Nos sentábamos diferentes familias, y en éstas había todo tipo de personas. Estaban las amas de casa, las madres trabajadoras y las muchachas estudiantes; también en esa época los hombres comenzaron a ver los culebrones, tal vez por falta de otras opciones.
En estas reuniones se encontraban diversos ejemplares masculinos, entre ellos un borracho que durante la novela tomaba nota de todos los tragos que los personajes no se tomaban o botaban sin querer.
También fumadores que en aquella época sufrían la gran escasez de cigarros —algunos llegaron a recoger cabos de la calle— y vivían cada chupada de los protagonistas que tenían ese vicio. Cuando a uno se le caía la cajetilla, sufrían como si hubiese sido la propia.
Por suerte, en esa época en Cuba no se vio la película “Mejor imposible” (nombre original: “As good as it gets”) donde actúa Jack Nicholson. En ese filme, su personaje utiliza cinco jabones cada vez que se lava las manos.
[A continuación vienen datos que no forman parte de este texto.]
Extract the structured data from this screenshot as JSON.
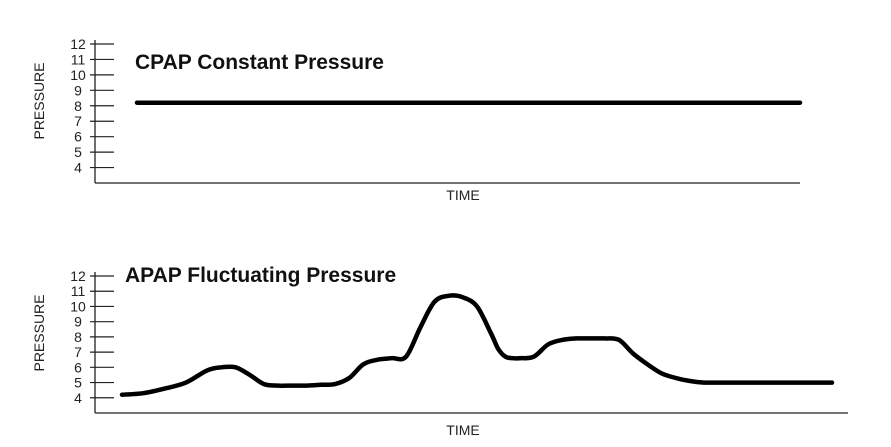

Imagino que en los televidentes eso hubiera provocado uno que otro infarto.
Yo, por mi parte, seguía la trama sin notar nada de esto, salvo que me llamara la atención una ropa o casa bonita. Pero en los últimos tiempos he desarrollado una obsesión que me hace remontarme a la época en que el borracho supervisaba cada trago: estoy fascinada con el jugo de naranja.
En cada película o capítulo de telenovela que veo, noto que los personajes desayunan zumo de esa fruta; en las meriendas, cenas y hasta en los banquetes, veo las jarras del sabroso jugo.
En Cuba, los extractos de cítricos que venden casi siempre están adulterados, o mezclados con refrescos instantáneos. Los venden en cajitas que dicen “100% natural”, pero no lo son. Los que anuncian como de limón, mandarina o naranja, en realidad no son tales. Nunca he visto jugo de naranja importado, pero confieso que no lo he buscado. Me dedicaré a eso.
Un día de mucha hambre y calor, en aquellos años 90, mi amiga de la universidad me dijo: “Tengo tremendos deseos de tomarme un CERELAC bien frío.” Para quienes tienen la suerte de no haber padecido las realidades de Cuba, aclaro que el CERELAC era un polvo horroroso que vendían a los ancianos en sustitución de la leche; se suponía que era un cereal lacteado, de ahí su nombre. Ese día, le pregunté por qué no soñaba con batidos de chocolate o algo mejor, y ella me respondió que sus aspiraciones eran más modestas.
He recordado esa anécdota porque ayer pasó algo similar con mi hija de casi 8 años. Iba caminando por la calle con sus abuelos, cuando escuchó a una vendedora que pregonaba naranjas. Le comentó al abuelo “Ay, yo quisiera un día poder comerme una.” Por suerte, a la niña pudimos cumplirle uno de sus sueños.
A diferencia de casi todas las personas del mundo —ricas o pobres—, ella, a su edad, no conocía el sabor de esa fruta. Chupó unas cuantas, y por unos momentos fue feliz.